Winterthour est le théâtre d’une situation alarmante : une habitante est accusée par ses voisins de terroriser le quartier depuis des années par des menaces, des insultes et des agressions. Malgré de multiples plaintes déposées auprès de la police et de l’administration du lotissement, aucune mesure concrète n’a été prise pour mettre fin à ce climat de peur.

« Je vais te mettre une balle dans le visage ! » Ce sont les mots glaçants qu’a entendus Monika Maurer, 56 ans, de Winterthour, proférés par sa voisine, Aylin T. « Depuis, j’évite complètement cette femme, même si c’est difficile car elle habite juste au-dessus de moi », confie-t-elle.

Les problèmes ont commencé peu après l’arrivée d’Aylin T. dans le quartier, il y a plus de cinq ans. Initialement, il s’agissait de nuisances sonores. Après avoir demandé à sa nouvelle voisine de faire preuve de discrétion, Monika Maurer a été prise à partie. « Elle m’a crié dessus et a essayé de me frapper avec un bol qu’elle tenait à la main », témoigne-t-elle. Les intrusions se sont ensuite multipliées : « Une fois, la porte-fenêtre était ouverte et elle est simplement entrée chez moi ! » Sur les conseils de la police, Monika Maurer a installé une caméra de surveillance.

La situation a pris une tournure plus grave il y a deux ans, lorsque la fille d’Aylin T. a menacé les enfants du quartier.
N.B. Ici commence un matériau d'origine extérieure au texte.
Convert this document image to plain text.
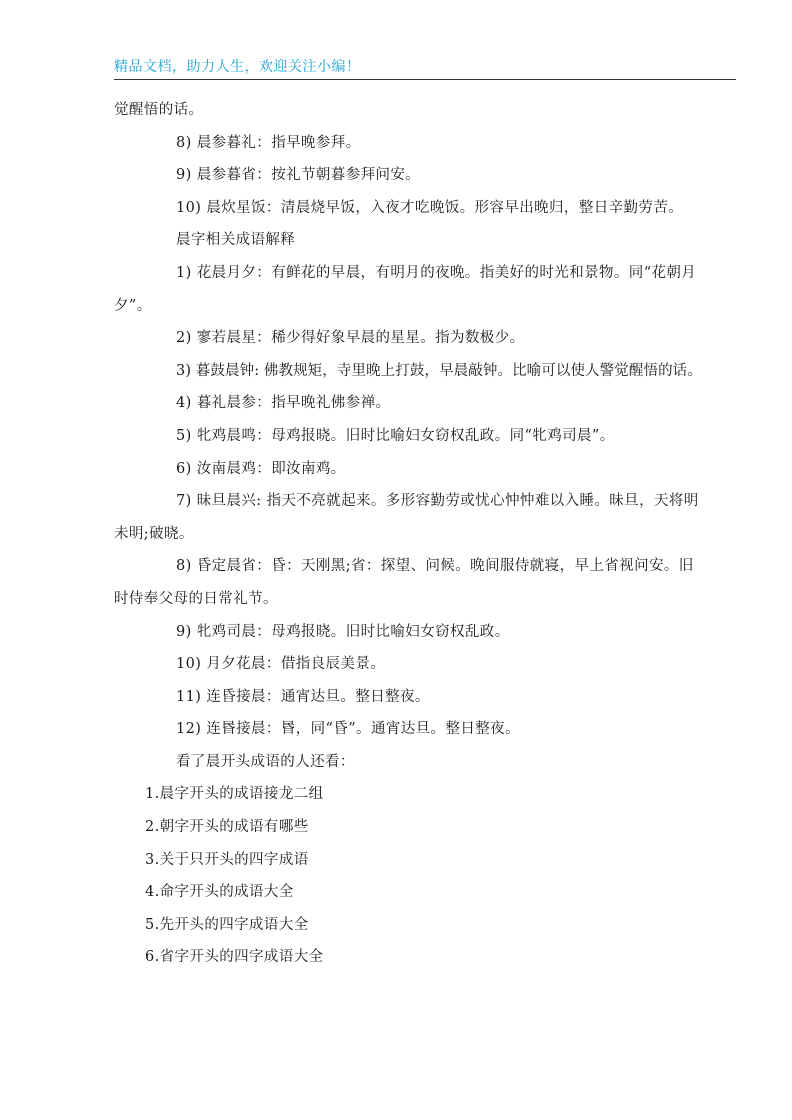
精品文档，助力人生，欢迎关注小编！
觉醒悟的话。
8) 晨参暮礼：指早晚参拜。
9) 晨参暮省：按礼节朝暮参拜问安。
10) 晨炊星饭：清晨烧早饭，入夜才吃晚饭。形容早出晚归，整日辛勤劳苦。
晨字相关成语解释
1) 花晨月夕：有鲜花的早晨，有明月的夜晚。指美好的时光和景物。同“花朝月
夕”。
2) 寥若晨星：稀少得好象早晨的星星。指为数极少。
3) 暮鼓晨钟: 佛教规矩，寺里晚上打鼓，早晨敲钟。比喻可以使人警觉醒悟的话。
4) 暮礼晨参：指早晚礼佛参禅。
5) 牝鸡晨鸣：母鸡报晓。旧时比喻妇女窃权乱政。同“牝鸡司晨”。
6) 汝南晨鸡：即汝南鸡。
7) 昧旦晨兴: 指天不亮就起来。多形容勤劳或忧心忡忡难以入睡。昧旦，天将明
未明;破晓。
8) 昏定晨省：昏：天刚黑;省：探望、问候。晚间服侍就寝，早上省视问安。旧
时侍奉父母的日常礼节。
9) 牝鸡司晨：母鸡报晓。旧时比喻妇女窃权乱政。
10) 月夕花晨：借指良辰美景。
11) 连昏接晨：通宵达旦。整日整夜。
12) 连昬接晨：昬，同“昏”。通宵达旦。整日整夜。
看了晨开头成语的人还看：
1.晨字开头的成语接龙二组
2.朝字开头的成语有哪些
3.关于只开头的四字成语
4.命字开头的成语大全
5.先开头的四字成语大全
6.省字开头的四字成语大全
Monika Maurer et son partenaire ont réprimandé la jeune fille lors d’une altercation sur le terrain de jeu, ce qui a déclenché la colère d’Aylin T. « Elle m’a crié dessus en turc », raconte Monika Maurer. Après avoir fait traduire l’enregistrement de la scène, elle a découvert que sa voisine l’avait menacée de mort.

Pinar P., 35 ans, une autre voisine, confirme la traduction de Monika Maurer et relate également des expériences négatives avec Aylin T. « Au début, nos relations étaient harmonieuses. Je m’occupais même de sa fille », explique-t-elle. Mais après deux ans, la situation a dégénéré. « Un jour, alors que j’étais au travail, elle a crié après nos enfants. Mon mari a tenté de la raisonner, mais cela a mal tourné. » Aylin T. a proféré des menaces de violence et a affirmé que « quelque chose arriverait » si le mari de Pinar P. sortait de prison. Les voisins ignorent les raisons de son incarcération. « Plus tard dans la soirée, elle m’a envoyé un message vocal dans lequel elle menaçait de me faire exploser la tête », ajoute Pinar P., expliquant pourquoi elle a porté plainte.
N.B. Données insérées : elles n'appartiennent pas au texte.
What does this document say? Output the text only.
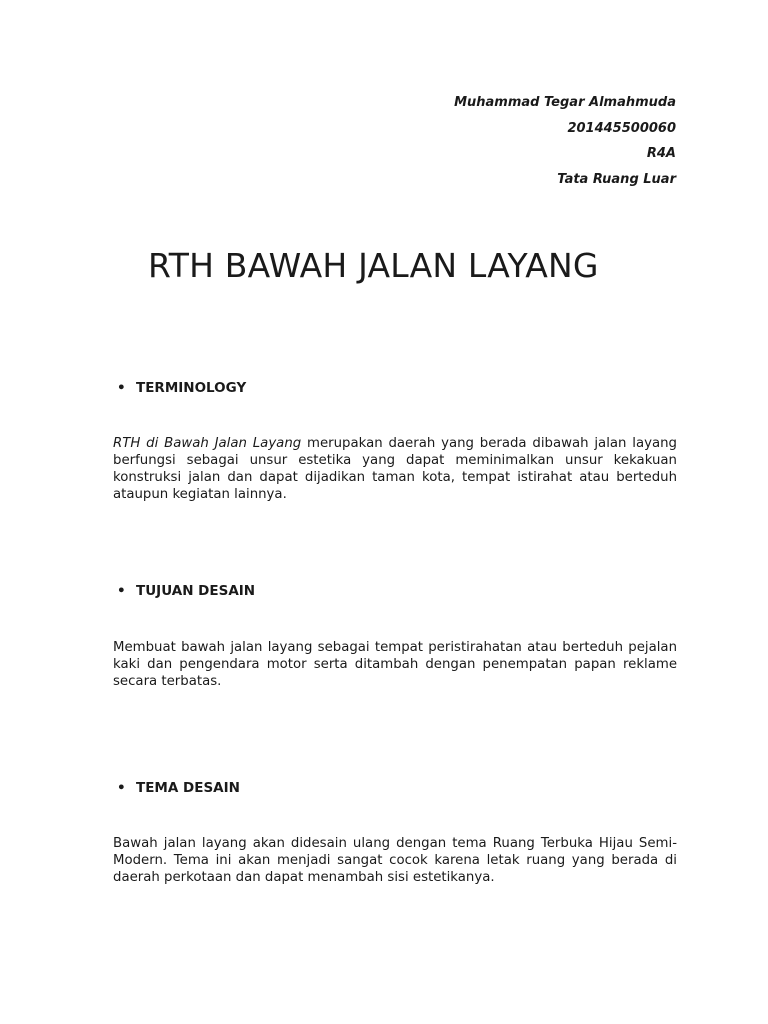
Muhammad Tegar Almahmuda
201445500060
R4A
Tata Ruang Luar
RTH BAWAH JALAN LAYANG
• TERMINOLOGY

RTH di Bawah Jalan Layang merupakan daerah yang berada dibawah jalan layang berfungsi sebagai unsur estetika yang dapat meminimalkan unsur kekakuan konstruksi jalan dan dapat dijadikan taman kota, tempat istirahat atau berteduh ataupun kegiatan lainnya.

• TUJUAN DESAIN

Membuat bawah jalan layang sebagai tempat peristirahatan atau berteduh pejalan kaki dan pengendara motor serta ditambah dengan penempatan papan reklame secara terbatas.

• TEMA DESAIN

Bawah jalan layang akan didesain ulang dengan tema Ruang Terbuka Hijau Semi-Modern. Tema ini akan menjadi sangat cocok karena letak ruang yang berada di daerah perkotaan dan dapat menambah sisi estetikanya.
Ralf G., un autre voisin, a également été victime d’agressions. « Un jour, je suis allé frapper à sa porte pour me plaindre du bruit. Elle m’a attaqué avec un vase en cristal. J’ai eu la chance de l’éviter, sinon… », raconte-t-il, laissant entendre qu’il aurait pu être gravement blessé.
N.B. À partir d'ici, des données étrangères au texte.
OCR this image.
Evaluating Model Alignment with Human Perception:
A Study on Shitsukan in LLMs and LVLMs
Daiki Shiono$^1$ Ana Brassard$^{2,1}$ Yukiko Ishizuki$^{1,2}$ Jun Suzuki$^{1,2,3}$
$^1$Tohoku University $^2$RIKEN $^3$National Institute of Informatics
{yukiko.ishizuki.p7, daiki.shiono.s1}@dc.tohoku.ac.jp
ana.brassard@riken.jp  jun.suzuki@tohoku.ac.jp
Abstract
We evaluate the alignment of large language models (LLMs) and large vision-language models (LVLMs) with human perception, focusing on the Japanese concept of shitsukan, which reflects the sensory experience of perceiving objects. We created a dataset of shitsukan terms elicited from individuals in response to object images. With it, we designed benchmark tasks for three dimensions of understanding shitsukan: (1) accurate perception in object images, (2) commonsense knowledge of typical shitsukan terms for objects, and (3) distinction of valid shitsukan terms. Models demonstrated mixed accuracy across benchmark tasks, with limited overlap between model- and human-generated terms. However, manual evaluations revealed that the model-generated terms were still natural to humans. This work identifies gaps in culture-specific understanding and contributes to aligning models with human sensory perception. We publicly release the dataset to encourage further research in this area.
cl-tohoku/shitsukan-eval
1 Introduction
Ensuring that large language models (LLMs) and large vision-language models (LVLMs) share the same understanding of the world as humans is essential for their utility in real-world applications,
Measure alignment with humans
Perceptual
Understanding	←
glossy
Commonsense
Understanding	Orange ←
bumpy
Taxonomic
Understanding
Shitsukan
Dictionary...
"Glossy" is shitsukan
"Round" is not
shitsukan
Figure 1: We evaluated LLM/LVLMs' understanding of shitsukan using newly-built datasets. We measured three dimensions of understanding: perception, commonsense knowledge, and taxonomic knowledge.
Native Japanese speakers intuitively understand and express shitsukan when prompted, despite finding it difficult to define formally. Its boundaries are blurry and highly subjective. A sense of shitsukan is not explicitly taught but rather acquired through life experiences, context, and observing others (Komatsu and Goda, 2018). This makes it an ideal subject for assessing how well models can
Malgré ces témoignages accablants et les nombreuses interventions de la police, l’administration du lotissement, Livit AG, se montre prudente. « Au début, on nous a dit qu’il fallait trois plaintes pour pouvoir agir », déplore Monika Maurer. « Aujourd’hui, plus de douze personnes ont signé une pétition pour exiger des changements, mais rien ne se passe ! »

Livit AG se contente de répondre de manière générale, invoquant des raisons de confidentialité. « Le droit du bail fixe des limites claires aux résiliations immédiates. Dans les cas où la police estime qu’il existe un danger grave, elle contacte l’administration et lui indique les mesures à prendre. Cela ne s’est jamais produit ici », précise l’entreprise.

L’administration indique également qu’Aylin T. s’est elle-même adressée à elle, affirmant se sentir menacée. À ce stade, des mesures appropriées devraient être prises, notamment en contactant toutes les parties, en émettant des avertissements ou des mises en demeure. La médiation a été envisagée, mais rejetée par certains voisins, sur les conseils de la police.

« La police nous a explicitement déconseillé de communiquer avec Mme T. », explique Monika Maurer. Contactée par Blick, la police de Winterthour confirme avoir été intervenue à une douzaine de reprises dans le lotissement au cours des deux dernières années, sans pouvoir donner de détails pour des raisons de confidentialité.

Aylin T. a initialement répondu à des questions écrites, mais n’a plus donné de nouvelles depuis.